Несколько раз я донимал Юрия Валентиновича своим раздражением в адрес литовского фильма "Обмен". Даже присутствуя у него на семинаре среди юных литераторов, как-то съязвил насчет авторской всеядности. И сидя у него на даче с моей старшей дочерью Леной, между милыми речами и угощением – не преминул опять же съязвить:
– Ну как же так, Юрий Валентинович! Отдать повесть, такую хорошую, такую индивидуальную – в чужие руки. Не разузнать, что эти руки – не вполне крепки и добротворны. И кроме всего: согласиться переделать в своей прозе имена, названия и географию – на другой лад! Да как это можно! Это же заведомый провал!
(Ответу предшествует глубокий вздох и разведение рук.) – Ну что поделаешь? Он, режиссер, очень просил, очень уговаривал, очень хвалил – это же приятно писателю. Ну и гонорар все-таки на дороге не валяется. За одно мое слово согласия – две тысячи. А у меня, вот видите, только что сын родился. (За ответом следует обезоруживающая улыбка, в которой растворяются и житейские дребезги, и некоторое чувство досады за неудачный фильм…)
А вот противоположный пример – на Таганке. Когда не стало Юрия Трифонова и когда был изгнан из СССР Юрий Любимов, тогдашние начальники хотели оставить на афише нашего театра спектакли без любимовского авторства. В агентстве авторских прав дали справку: и "Обмен", и «Дом» (по воле Трифонова!) числятся за Любимовым, драматургом. Вот что такое глубокое понимание специфики перевода прозы на сцену.

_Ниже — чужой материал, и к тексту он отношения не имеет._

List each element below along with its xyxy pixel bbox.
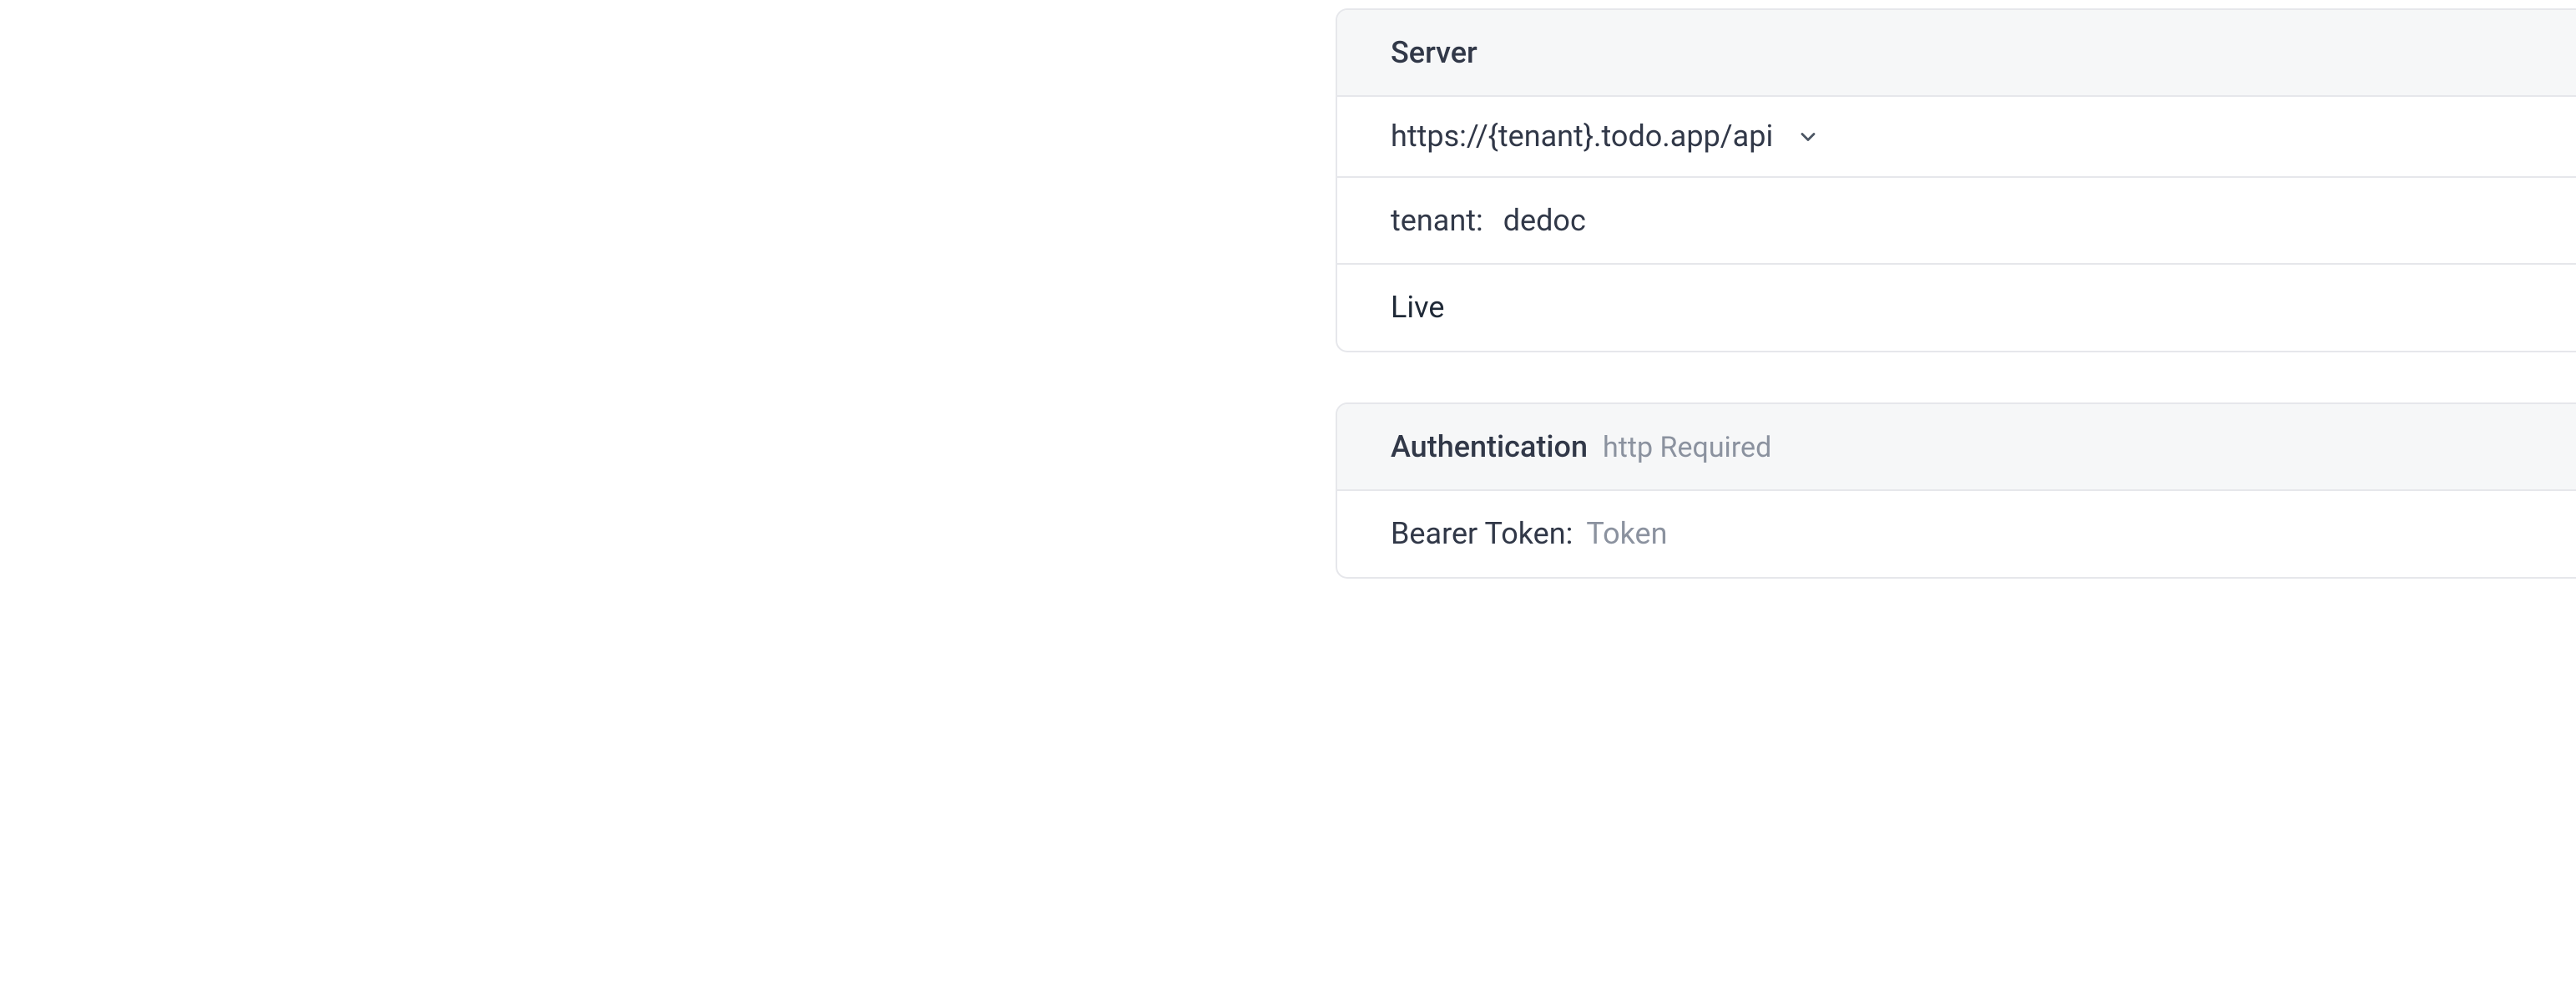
authentication-panel: Authentication http Required Bearer Toke… [1336,402,2576,579]
server-url-row: https://{tenant}.todo.app/api [1337,97,2576,177]
bearer-token-input[interactable] [1586,513,2523,554]
authentication-panel-subtitle: http Required [1603,428,1771,468]
server-mode-value: Live [1391,286,1444,328]
bearer-token-row: Bearer Token: [1337,491,2576,576]
server-url-value: https://{tenant}.todo.app/api [1391,115,1773,157]
server-mode-row: Live [1337,265,2576,350]
bearer-token-label: Bearer Token: [1391,513,1573,554]
server-panel: Server https://{tenant}.todo.app/api ten… [1336,8,2576,352]
server-variable-value[interactable]: dedoc [1503,200,1586,241]
chevron-down-icon [1796,125,1820,149]
server-panel-title: Server [1391,32,1477,73]
server-panel-header: Server [1337,10,2576,97]
server-variable-label: tenant: [1391,200,1483,241]
authentication-panel-header: Authentication http Required [1337,404,2576,492]
authentication-panel-title: Authentication [1391,426,1588,468]
server-variable-row: tenant: dedoc [1337,178,2576,265]
server-url-select[interactable]: https://{tenant}.todo.app/api [1391,115,1820,157]
api-description-text: O. This is a REST API for . e no redunda… [0,0,484,506]
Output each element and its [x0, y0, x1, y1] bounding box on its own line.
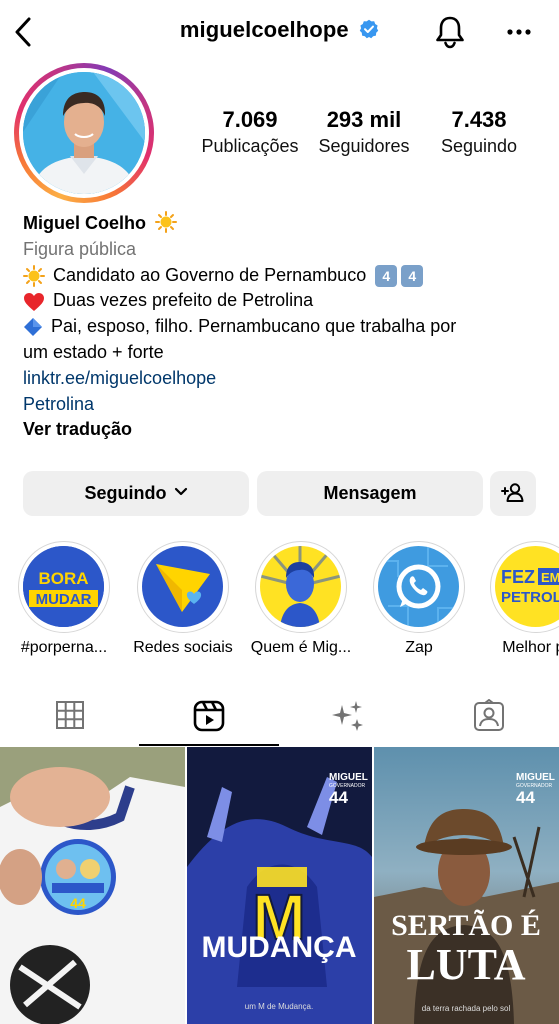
reel-number-text: 44 — [329, 788, 348, 807]
posts-count-value: 7.069 — [222, 107, 278, 132]
bio-location[interactable]: Petrolina — [23, 392, 543, 418]
highlight-melhor-petrolina[interactable]: FEZ EM PETROLIN Melhor pr — [482, 541, 559, 657]
reel-thumbnail[interactable]: MIGUEL GOVERNADOR 44 M MUDANÇA um M de M… — [187, 747, 372, 1024]
following-count-label: Seguindo — [440, 136, 518, 156]
reel-thumbnail[interactable]: MIGUEL GOVERNADOR 44 SERTÃO É LUTA da te… — [374, 747, 559, 1024]
highlight-art-text: BORA — [38, 569, 88, 588]
reel-badge-text: 44 — [70, 895, 86, 911]
message-button[interactable]: Mensagem — [257, 471, 483, 516]
reel-headline: MUDANÇA — [202, 931, 357, 964]
more-options-button[interactable] — [502, 14, 538, 50]
bio-line-family: Pai, esposo, filho. Pernambucano que tra… — [23, 314, 543, 340]
reel-headline: SERTÃO É — [391, 909, 541, 942]
following-button[interactable]: Seguindo — [23, 471, 249, 516]
tab-effects[interactable] — [279, 690, 418, 746]
reel-brand-text: MIGUEL — [516, 772, 555, 783]
highlight-art-text: FEZ — [501, 567, 535, 587]
active-tab-indicator — [139, 744, 279, 746]
reels-icon — [193, 700, 224, 732]
highlight-cover: FEZ EM PETROLIN — [490, 541, 559, 633]
bio-line-campaign: Candidato ao Governo de Pernambuco 44 — [23, 263, 543, 289]
red-heart-emoji-icon — [24, 292, 44, 311]
highlight-cover — [137, 541, 229, 633]
profile-stats: 7.069 Publicações 293 mil Seguidores 7.4… — [190, 106, 550, 162]
bio-link[interactable]: linktr.ee/miguelcoelhope — [23, 366, 543, 392]
tab-tagged[interactable] — [419, 690, 558, 746]
suggested-users-button[interactable] — [490, 471, 536, 516]
profile-username: miguelcoelhope — [179, 17, 349, 42]
highlight-label: Melhor pr — [502, 639, 559, 656]
highlight-quem-e-miguel[interactable]: Quem é Mig... — [247, 541, 355, 657]
reel-brand-text: MIGUEL — [329, 772, 368, 783]
avatar-gap — [19, 68, 149, 198]
title-wrap: miguelcoelhope — [0, 17, 559, 43]
highlight-label: #porperna... — [20, 639, 108, 656]
keycap-four-icon: 4 — [375, 264, 398, 287]
profile-avatar-story-ring[interactable] — [14, 63, 154, 203]
message-button-label: Mensagem — [323, 483, 417, 503]
bio-family-text: Pai, esposo, filho. Pernambucano que tra… — [51, 316, 457, 337]
posts-count[interactable]: 7.069 Publicações — [190, 106, 310, 158]
sparkles-icon — [331, 701, 363, 731]
reel-number-text: 44 — [516, 788, 535, 807]
blue-diamond-emoji-icon — [24, 318, 42, 337]
highlight-label: Quem é Mig... — [250, 639, 352, 656]
see-translation-button[interactable]: Ver tradução — [23, 417, 543, 443]
reel-headline: LUTA — [407, 940, 526, 989]
more-horizontal-icon — [507, 29, 531, 35]
notifications-button[interactable] — [432, 14, 468, 50]
posts-count-label: Publicações — [201, 136, 299, 156]
followers-count-value: 293 mil — [326, 107, 402, 132]
chevron-down-icon — [174, 487, 187, 496]
following-button-label: Seguindo — [84, 483, 167, 503]
highlight-cover — [255, 541, 347, 633]
bio-mayor-text: Duas vezes prefeito de Petrolina — [53, 290, 314, 311]
tagged-person-icon — [473, 699, 504, 731]
following-count-value: 7.438 — [451, 107, 507, 132]
reel-thumbnail[interactable]: 44 — [0, 747, 185, 1024]
reel-caption: um M de Mudança. — [245, 1002, 313, 1011]
bell-icon — [436, 16, 464, 49]
sun-emoji-icon — [155, 211, 178, 233]
highlight-zap[interactable]: Zap — [365, 541, 473, 657]
profile-tabs — [0, 690, 559, 746]
highlight-cover — [373, 541, 465, 633]
story-highlights: BORA MUDAR #porperna... Redes sociais Qu… — [0, 541, 559, 661]
highlight-redes-sociais[interactable]: Redes sociais — [129, 541, 237, 657]
profile-name: Miguel Coelho — [23, 213, 146, 233]
reel-caption: da terra rachada pelo sol — [422, 1004, 511, 1013]
profile-category: Figura pública — [23, 238, 137, 259]
tab-posts-grid[interactable] — [0, 690, 139, 746]
sun-emoji-icon — [23, 264, 45, 287]
keycap-four-icon: 4 — [401, 264, 424, 287]
profile-bio: Miguel Coelho Figura pública Candidato a… — [23, 211, 543, 443]
highlight-art-text: PETROLIN — [501, 589, 559, 606]
followers-count[interactable]: 293 mil Seguidores — [307, 106, 421, 158]
top-bar: miguelcoelhope — [0, 0, 559, 62]
highlight-art-text: EM — [541, 570, 559, 585]
add-user-icon — [501, 483, 524, 502]
highlight-label: Zap — [405, 639, 433, 656]
highlight-cover: BORA MUDAR — [18, 541, 110, 633]
bio-line-mayor: Duas vezes prefeito de Petrolina — [23, 288, 543, 314]
bio-family-text-cont: um estado + forte — [23, 341, 164, 362]
bio-campaign-text: Candidato ao Governo de Pernambuco — [53, 264, 367, 285]
following-count[interactable]: 7.438 Seguindo — [430, 106, 528, 158]
verified-badge-icon — [359, 19, 379, 38]
highlight-label: Redes sociais — [133, 639, 233, 656]
highlight-porpernambuco[interactable]: BORA MUDAR #porperna... — [10, 541, 118, 657]
profile-name-row: Miguel Coelho — [23, 211, 543, 237]
grid-icon — [55, 701, 84, 729]
followers-count-label: Seguidores — [318, 136, 410, 156]
highlight-art-text: MUDAR — [36, 591, 92, 608]
reels-grid: 44 MIGUEL GOVERNADOR 44 M MUDANÇA um M d… — [0, 747, 559, 1024]
tab-reels[interactable] — [139, 690, 278, 746]
avatar — [23, 72, 145, 194]
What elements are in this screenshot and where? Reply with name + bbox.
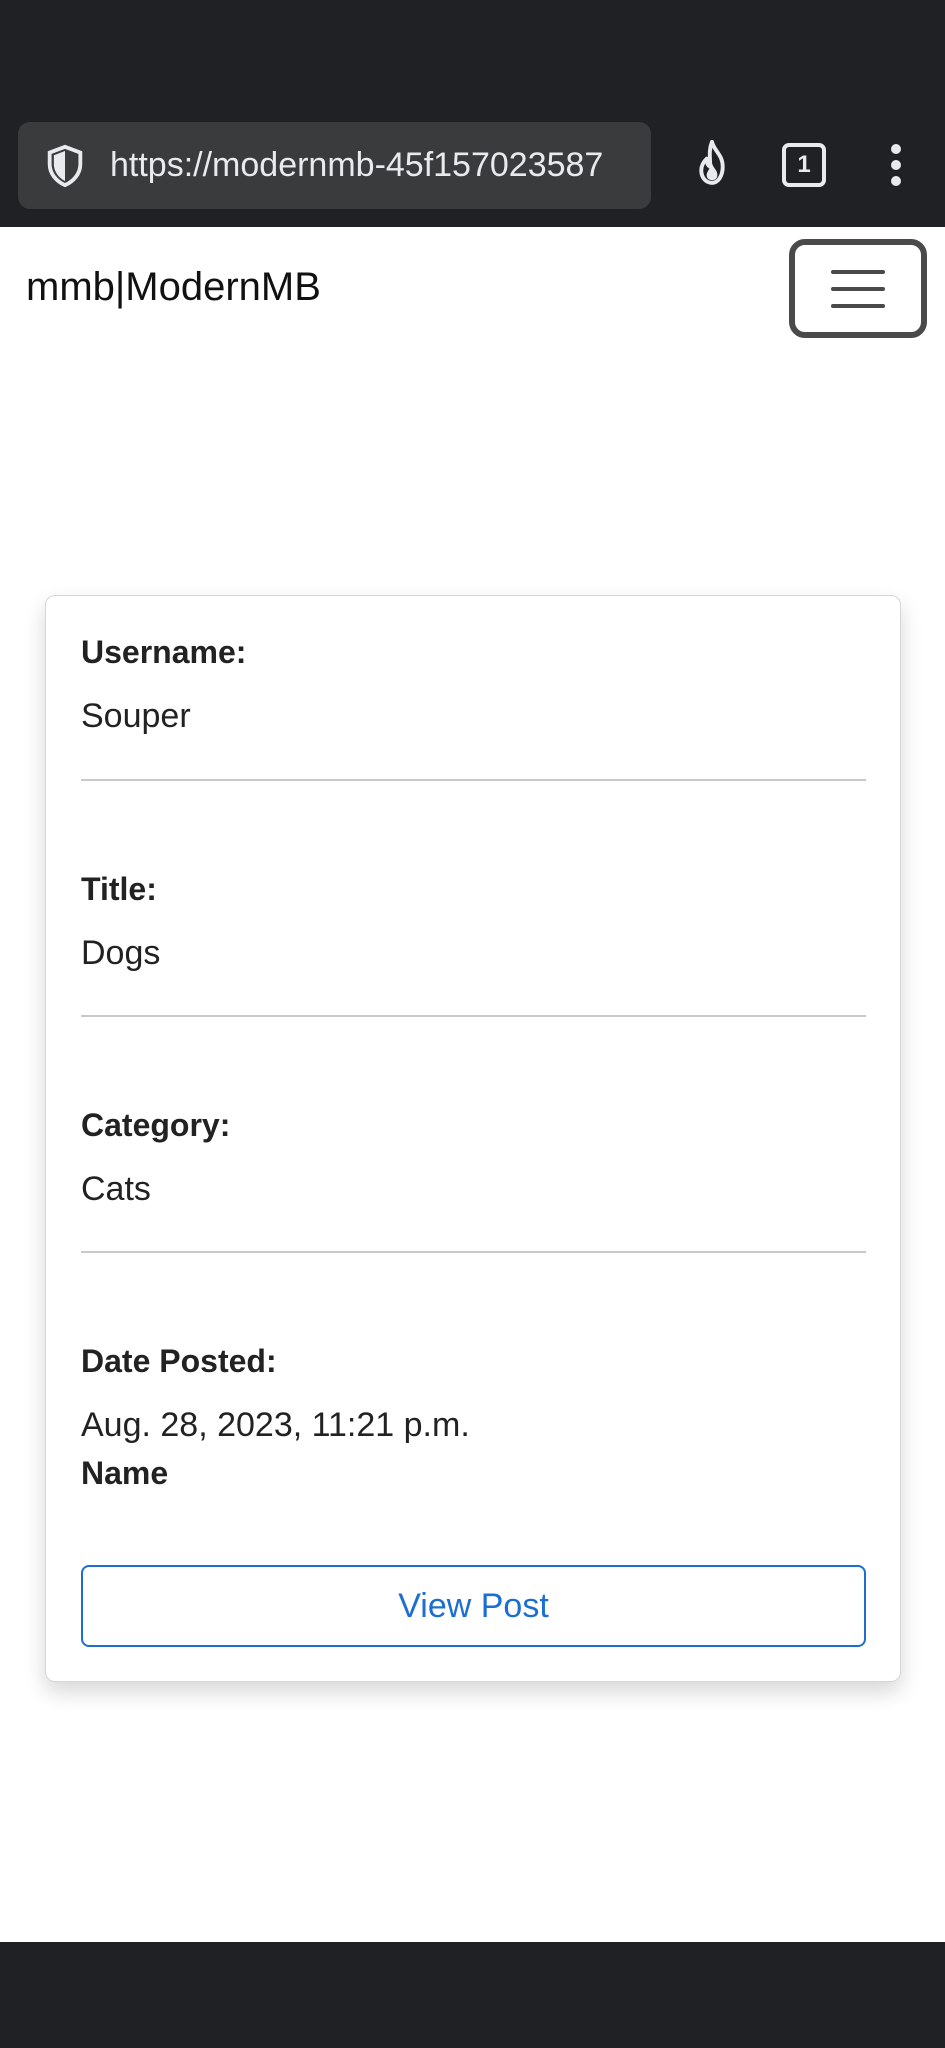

…Тринадцать лет Театру на Таганке, 1977 год. 23 апреля в нашем фойе – столы и суета, праздник – своими руками. Мы с Боровским придумали елку: население театра и дорогие гости, просим всех к новогоднему столу. Нам тринадцать лет, в полночь поднимем бокалы за наступающий новый год "Таганки". Конфетти и серпантин, всюду по стенам цифры "13", а на елке приметы команды Воланда: голова Берлиоза, голова Бенгальского, груди Геллы и прочие забавы Сатаны. Забавы соответствуют и понятию "чертова дюжина", и главной победе уходящего года – премьере "Мастера и Маргариты". Очень грустно вспоминать такой счастливый апрельский "новый год"… Почему-то хорошее нам кажется вечным. Да и как было представить себе этот круг разорванным, если так крепко связаны все звенья: актеры-зрители-любовь-литература-Любимов-Трифонов-Высоцкий-Окуджава-Шнитке-В избор и все, все, все… Звучат заздравные тосты, льются горячие речи, звенит и звенит гитара… Кто это придумал, что Юрий Трифонов сумрачен и нелюдим? Крутится лента памяти, весело разговорчивы, милы друг другу и ни за что не хотят расставаться гости таганковского праздника. Можаев слагает тосты – ему что застолье, что Колонный зал, что новгородское вече – это проповедник на амвоне. Абрамов творит здравицу – и это уже другой Федор Александрович: другая мелодия, другая зычность голоса, щедрый экспромт из комплиментов и восторга. А вот я вызываю к микрофону Трифонова и вижу: ничего в нем не меняется на публике. Не меняются замедленность речи, мимика и пластика. Юрий Трифонов дома или в аудитории, наедине с собеседником или в кругу бурного застолья – единый образ, единый процесс. Размышляя у вас на глазах, никак не приосаниваясь "на зрителе" – писатель погружен в свое личное дело, единое и неделимое.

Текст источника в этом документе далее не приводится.